Il volume analizza i casi di criminalità ecclesiastica dalla metà del Cinquecento ai primi decenni del Settecento. L’autore ha consultato decine di volumi delle sentenze penali emanate dai giudici dell’epoca nei confronti di ecclesiastici coinvolti in azioni criminose.
Il cattivo comportamento del clero dell’epoca, dai massimi agli infimi gradi, era ben conosciuto ai fedeli e alle autorità che spesso dovevano giudicare crimini e reati compiuti da preti e frati (non suore che erano sottoposte alla autorità vescovile). Il podestà trevigiano era competente, su delega del consiglio dei Dieci, su tutte le podesterie della “Trevigiana” che comprendeva anche la Mestrina e Noale, su Belluno, Feltre, Bassano e Sacile. Sono circa trecento i religiosi finiti davanti ad un giudice per i reati più diversi. Va osservato che soltanto una parte minima finiva in tribunale perché le controversie si componevano prima o con il pagamento alle vittime, quasi sempre poveracci che tacevano per qualche ducato, o con le minacce o per il timore di affrontare persone da cui avevano soltanto da perdere.
Anche i bellunesi hanno offerto il loro contributo nelle malefatte. Nel 1646 un frate agostiniano da Feltre che, a Vas, sta tentando di violentare una bambina di nemmeno otto anni sola in casa. Anni sessanta del Seicento a Riva d’Agordo. Lucietta, in assenza del marito che lavora a Venezia, è sedotta dal curato. Dall’incontro nasce una figlia che viene uccisa, ma il delitto è scoperto. Nonostante il perdono del marito il prete è bandito per 15 anni dallo Stato veneto e la donna condannata all’ergastolo.
Storia uguale nel primo decennio del Settecento a S. Vito di Cadore. Antonia, sola perché il marito lavora nella capitale, cede alle avances del prete. Risultato: uccide il figlioletto e deve fuggire con il sacerdote entrambi condannati al bando perpetuo dalla Serenissima.
I cattivi comportamenti continuano con altri episodi in pieno centro cittadino, a Feltre e ad Alano.
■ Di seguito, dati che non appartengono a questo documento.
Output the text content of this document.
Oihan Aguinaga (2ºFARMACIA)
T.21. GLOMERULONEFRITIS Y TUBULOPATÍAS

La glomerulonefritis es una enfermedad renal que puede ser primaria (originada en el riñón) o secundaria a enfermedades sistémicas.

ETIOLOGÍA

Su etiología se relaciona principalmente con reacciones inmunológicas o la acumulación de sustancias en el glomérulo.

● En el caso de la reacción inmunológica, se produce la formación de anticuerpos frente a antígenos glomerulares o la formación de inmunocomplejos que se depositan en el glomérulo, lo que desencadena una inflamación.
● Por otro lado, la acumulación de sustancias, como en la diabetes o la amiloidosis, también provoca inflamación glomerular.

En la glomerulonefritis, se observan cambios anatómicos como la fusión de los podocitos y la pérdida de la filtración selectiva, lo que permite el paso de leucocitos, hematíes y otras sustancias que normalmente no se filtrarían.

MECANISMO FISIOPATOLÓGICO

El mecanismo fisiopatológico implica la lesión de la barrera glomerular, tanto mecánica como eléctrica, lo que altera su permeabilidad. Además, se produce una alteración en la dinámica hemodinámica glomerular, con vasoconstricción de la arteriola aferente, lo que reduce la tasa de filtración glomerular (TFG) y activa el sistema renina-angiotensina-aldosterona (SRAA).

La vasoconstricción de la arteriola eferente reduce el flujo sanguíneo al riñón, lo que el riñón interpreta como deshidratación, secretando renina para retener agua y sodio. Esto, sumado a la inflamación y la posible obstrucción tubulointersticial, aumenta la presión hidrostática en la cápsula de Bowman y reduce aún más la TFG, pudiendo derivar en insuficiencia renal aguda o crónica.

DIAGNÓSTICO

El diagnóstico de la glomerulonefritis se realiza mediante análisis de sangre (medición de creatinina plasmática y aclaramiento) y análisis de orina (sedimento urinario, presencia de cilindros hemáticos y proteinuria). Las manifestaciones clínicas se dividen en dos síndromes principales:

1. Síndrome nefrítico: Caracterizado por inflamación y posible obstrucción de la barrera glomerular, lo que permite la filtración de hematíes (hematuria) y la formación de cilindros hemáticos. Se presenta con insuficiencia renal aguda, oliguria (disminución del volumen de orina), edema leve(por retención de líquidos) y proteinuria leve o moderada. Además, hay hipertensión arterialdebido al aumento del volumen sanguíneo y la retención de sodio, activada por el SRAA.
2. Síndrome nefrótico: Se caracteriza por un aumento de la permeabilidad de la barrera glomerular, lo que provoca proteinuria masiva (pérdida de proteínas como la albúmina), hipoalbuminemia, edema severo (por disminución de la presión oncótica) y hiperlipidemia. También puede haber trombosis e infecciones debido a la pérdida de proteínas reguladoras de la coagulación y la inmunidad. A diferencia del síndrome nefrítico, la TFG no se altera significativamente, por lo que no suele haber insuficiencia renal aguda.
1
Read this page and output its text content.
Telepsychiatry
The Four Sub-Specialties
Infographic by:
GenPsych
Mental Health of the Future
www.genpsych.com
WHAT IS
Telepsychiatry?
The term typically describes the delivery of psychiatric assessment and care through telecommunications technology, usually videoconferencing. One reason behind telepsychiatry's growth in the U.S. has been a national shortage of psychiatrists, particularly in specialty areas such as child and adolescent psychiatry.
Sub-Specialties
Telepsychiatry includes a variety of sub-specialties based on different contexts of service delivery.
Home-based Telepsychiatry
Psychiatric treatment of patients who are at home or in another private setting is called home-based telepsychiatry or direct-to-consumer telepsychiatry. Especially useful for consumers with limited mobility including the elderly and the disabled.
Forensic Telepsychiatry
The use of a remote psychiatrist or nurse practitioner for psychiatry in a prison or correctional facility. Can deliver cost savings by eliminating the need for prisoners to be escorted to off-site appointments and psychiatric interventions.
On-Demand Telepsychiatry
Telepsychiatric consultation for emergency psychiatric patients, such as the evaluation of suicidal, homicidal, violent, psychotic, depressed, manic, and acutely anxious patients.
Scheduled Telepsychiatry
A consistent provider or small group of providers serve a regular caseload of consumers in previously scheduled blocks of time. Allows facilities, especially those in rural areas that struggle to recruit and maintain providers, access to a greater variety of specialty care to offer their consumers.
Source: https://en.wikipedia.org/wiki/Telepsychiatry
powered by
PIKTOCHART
Uno studio che mette in rilievo le condizioni sociali nello Stato veneto negli ultimi due secoli della sua esistenza. Con un clero troppo numeroso (circa un religioso ogni 150 fedeli) alla ricerca di mezzi di sostentamento, privo quasi sempre di vocazione, dedito ai propri interessi, incurante spesso della cura delle anime. E fu proprio questa situazione una delle condizioni che portarono al desiderio di una Chiesa rinnovata “nel capo e nelle membra” da cui scaturì il concilio di Trento, i cui insegnamenti, tuttavia, furono applicati molto lentamente. Una serata che non annoierà il pubblico.